Durante el siglo V Occidente había estado absorto en sus propias controversias doctrinales, relacionadas sobre todo con las enseñanzas del monje británico Pelagio en torno al libre albedrío, contra las cuales libró san Agustín durante años una enconada lucha; mientras tanto, en el Norte de África el concilio de Cartago de 411 volvía a condenar un cisma local, el de los donatistas, y reforzaba la ortodoxia católica con nuevas medidas de fuerza.[17] Pero en Oriente los emperadores León, Zenón y Anastasio tuvieron que proseguir su lucha contra las secuelas del concilio de Calcedonia, cuyas conclusiones se negaban a admitir los monofisitas. Encabezando sus posturas se levantaron una serie de enérgicos defensores, todos ellos de nombre bien curioso: Timoteo Eluro («el Gato») en Alejandría, Pedro el Batanero en Antioquía y Pedro Mongo.[18] En un comunicado del emperador Zenón, el denominado Henotikón («Unificador») de 481, dirigido a la iglesia rebelde de Egipto, éste intentaba suavizar las diferencias entre los monofisitas y los que admitían las resoluciones de Calcedonia, pero lo único que consiguió fue ganarse el antagonismo de Roma, que respondió inmediatamente excomulgando a los consejeros de Zenón, Acacio, patriarca de Constantinopla, y Pedro Mongo, patriarca de Alejandría. En la propia Constantinopla las opiniones estaban divididas, y teniendo en cuenta que Basilisco, que usurpó el trono de Zenón durante un breve período de tiempo (475-476), prestó su apoyo a la causa de los monofisitas, cabe pensar que el breve de Zenón respondía también a objetivos políticos y no sólo religiosos. Su sucesor, Anastasio (491-518), intentó al principio seguir una línea intermedia, pero acabó poniéndose claramente a favor de los monofisitas, destituyendo de la cátedra de Antioquía al moderado Flaviano y poniendo en su lugar a Severo, monofisita radical (512). Las disputas religiosas constituían a menudo el punto de arranque —o cuando menos el acompañamiento— de las salvajes revueltas que a partir de este momento se convirtieron en el rasgo más característico de las ciudades orientales. En 493 fueron arrastradas por las calles de Constantinopla las estatuas de Anastasio y su esposa, y siempre durante este reinado se produjeron graves disturbios cuando el emperador propuso añadir una cláusula monofisita a las palabras de la liturgia de Santa Sofía:
Congregándose los habitantes de la ciudad, promovieron una violenta sublevación so pretexto de que se habían añadido elementos extraños a la fe cristiana. En el palacio se produjo un alboroto tal que el prefecto de la ciudad, Platón, hubo de refugiarse en él, salir huyendo y esconderse de la furia del pueblo. Los sublevados empezaron a entonar cánticos pidiendo «Un nuevo emperador para el estado romano», y de esta guisa fueron hasta la residencia del anterior prefecto, Marino el Sirio; al no encontrarlo en ella, incendiaron su casa y saquearon todas sus pertenencias... En la casa hallaron a un monje oriental y, tras prenderlo, lo mataron, paseando luego su cabeza por las calles clavada en un palo entre cánticos que decían: «Mirad al enemigo de la Trinidad». Corrieron luego a casa de Juliana, mujer patricia de ilustrísimo rango, y se pusieron a vitorear a su esposo, Aerobindo, pidiendo que se convirtiera en emperador del estado romano (Juan Malalas, Crónica , según la trad. ingl. de Jeffreys, p. 228).

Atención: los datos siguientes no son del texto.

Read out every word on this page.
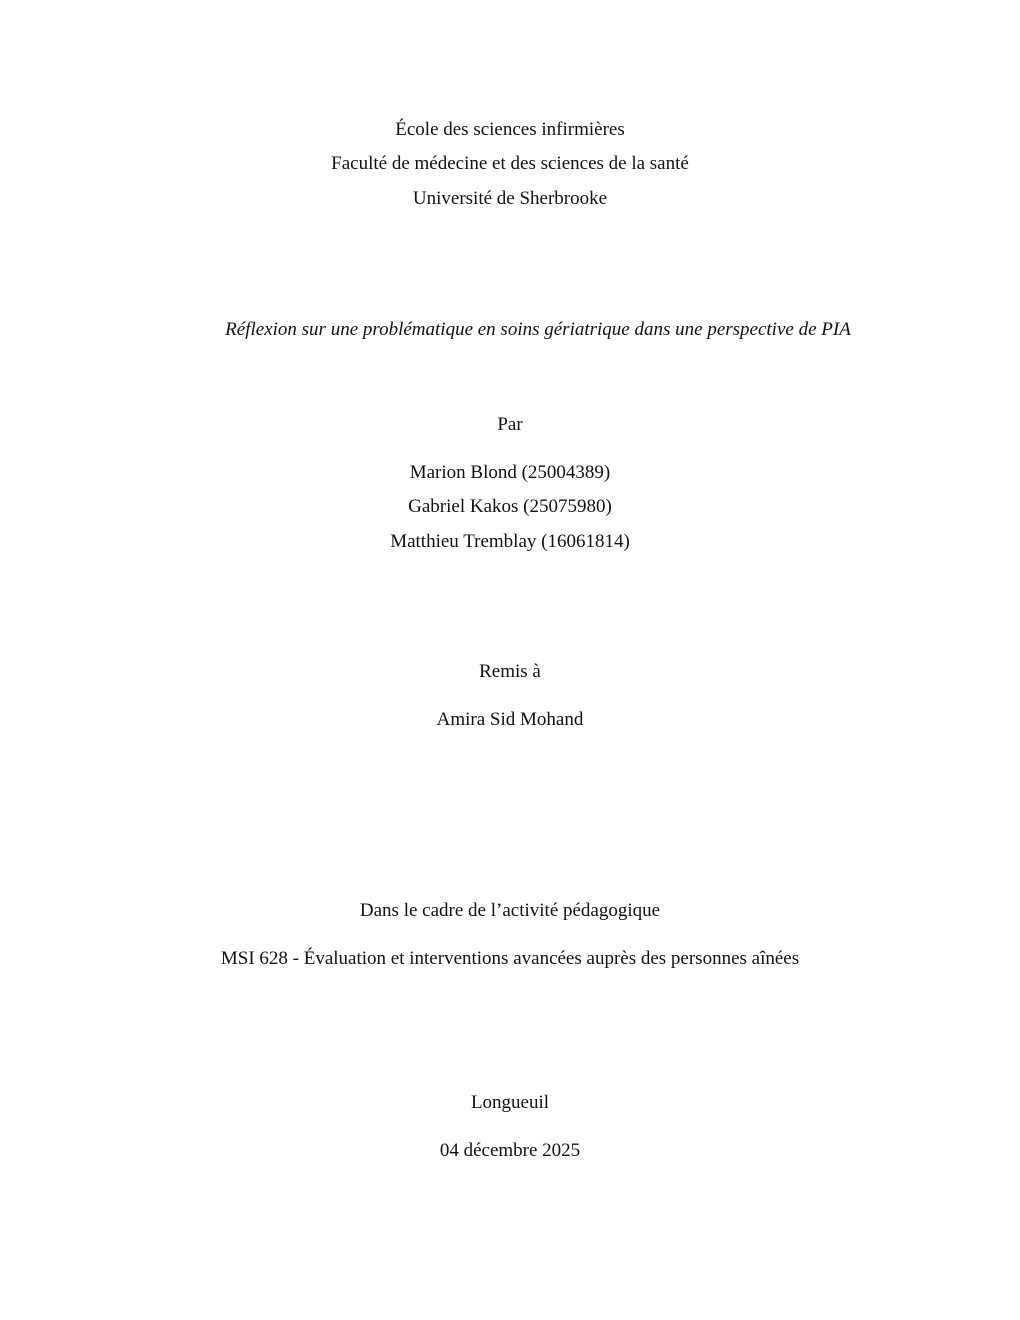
École des sciences infirmières
Faculté de médecine et des sciences de la santé
Université de Sherbrooke
Réflexion sur une problématique en soins gériatrique dans une perspective de PIA
Par
Marion Blond (25004389)
Gabriel Kakos (25075980)
Matthieu Tremblay (16061814)
Remis à
Amira Sid Mohand
Dans le cadre de l’activité pédagogique
MSI 628 - Évaluation et interventions avancées auprès des personnes aînées
Longueuil
04 décembre 2025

Debemos considerar, pues, el siglo V como una época en la que, no sin gran esfuerzo, fueron elaborándose muchos de los dogmas de la fe cristiana en un ambiente dominado por un compromiso cada vez mayor del emperador con los asuntos eclesiásticos y, desde luego, por el incremento del poder y la riqueza de la Iglesia. El problema que planteaba la forma en que debían afrontarse las diversas posturas que existían entre los cristianos y el apasionamiento con que las defendían, no constituía, como tiende a considerarse hoy día, una mera cuestión eclesiástica, sino que era el primer asunto al que había de atender la administración imperial.